Secretary of the Puerto Rico Department of Education
- In office 2011–2013
- Governor: Luis Fortuño

Personal details
- Born: Fort Lauderdale, Florida
- Party: New Progressive Party of Puerto Rico
- Education: University of Puerto Rico (BA) Interamerican University of Puerto Rico (MBA) Dowling College (EdD)
- Profession: teacher

= Edward Moreno =

Secretary of Education of Puerto Rico

Edward Moreno Alonso is a Puerto Rican educator and former Secretary of Education of Puerto Rico.

Born in Fort Lauderdale, Florida and resident of Trujillo Alto, Puerto Rico earned a Bachelor of Arts in Language Arts from the University of Puerto Rico. Then, in 1992, he completed a Master's degree in Administration and Supervision of the Interamerican University of Puerto Rico. Subsequently In 2002 he completed his studies obtaining a Doctorate in School Administration at Dowling College.

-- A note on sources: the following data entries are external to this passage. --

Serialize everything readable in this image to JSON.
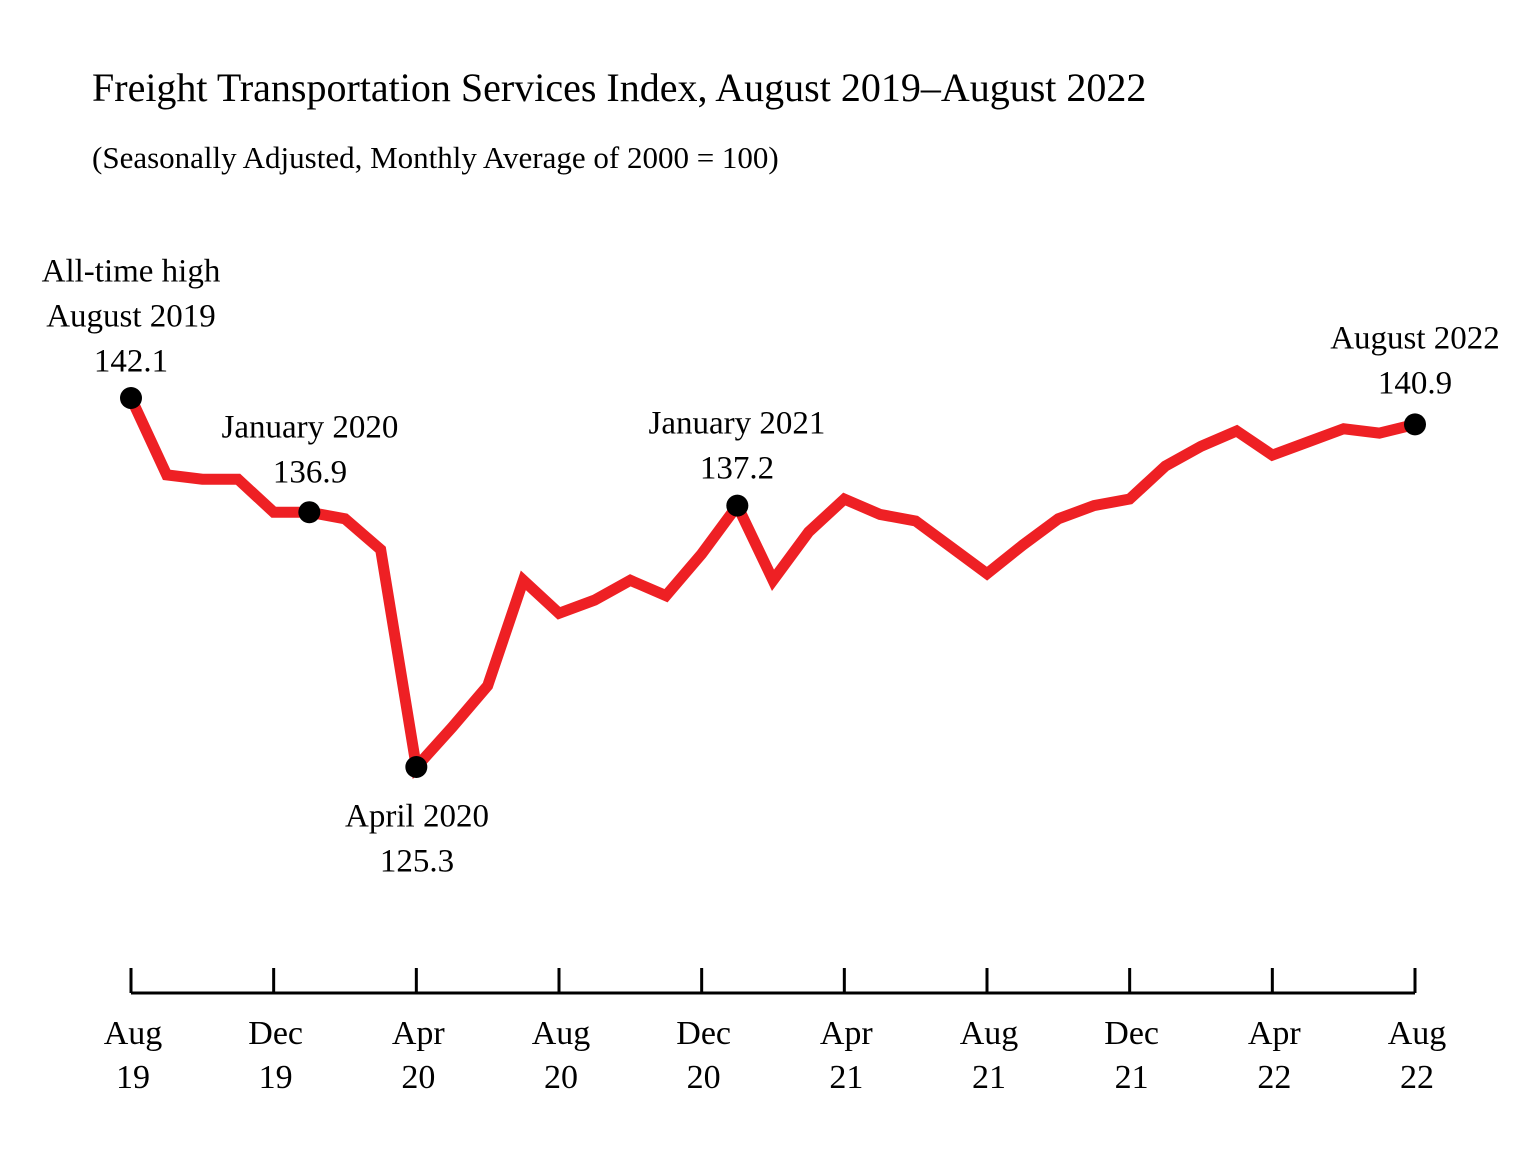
{
  "chart_data": {
    "type": "line",
    "title": "Freight Transportation Services Index, August 2019–August 2022",
    "subtitle": "(Seasonally Adjusted, Monthly Average of 2000 = 100)",
    "categories": [
      "Aug 19",
      null,
      null,
      null,
      "Dec 19",
      null,
      null,
      null,
      "Apr 20",
      null,
      null,
      null,
      "Aug 20",
      null,
      null,
      null,
      "Dec 20",
      null,
      null,
      null,
      "Apr 21",
      null,
      null,
      null,
      "Aug 21",
      null,
      null,
      null,
      "Dec 21",
      null,
      null,
      null,
      "Apr 22",
      null,
      null,
      null,
      "Aug 22"
    ],
    "values": [
      142.1,
      138.6,
      138.4,
      138.4,
      136.9,
      136.9,
      136.6,
      135.2,
      125.3,
      127.1,
      129.0,
      133.8,
      132.3,
      132.9,
      133.8,
      133.1,
      135.0,
      137.2,
      133.8,
      136.0,
      137.5,
      136.8,
      136.5,
      135.3,
      134.1,
      135.4,
      136.6,
      137.2,
      137.5,
      139.0,
      139.9,
      140.6,
      139.5,
      140.1,
      140.7,
      140.5,
      140.9
    ],
    "color": "#ee2024",
    "ylim": [
      125.3,
      142.1
    ],
    "annotations": [
      "All-time high",
      "August 2019",
      "January 2020",
      "April 2020",
      "January 2021",
      "August 2022"
    ]
  }
}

He began his career in public service in 1984 as a Adapted Physical Education Teacher at the Casiano Cepeda High School in Río Piedras, Puerto Rico. He also worked from 1985 to 1991 as an Adapted Physical Education Teacher at the Agustín Cabrera Intermediate School in Carolina, Puerto Rico. During his career, he has received the Manuel A. Pérez Award, which is the highest recognition for public servants in the island. He has also served as Deputy Secretary of Education.

In 2011, with the resignation of Secretary of Education Jesús Rivera Sánchez, Moreno assumed the role on an interim basis. In November 2011, he said he was available to fill the position on a permanent basis. About a month later, Governor Luis Fortuño officially appointed him for the position. He was confirmed by the Senate of Puerto Rico on December 20, 2011.

Moreno ran for District Senator on the 2008 PNP primaries, but lost.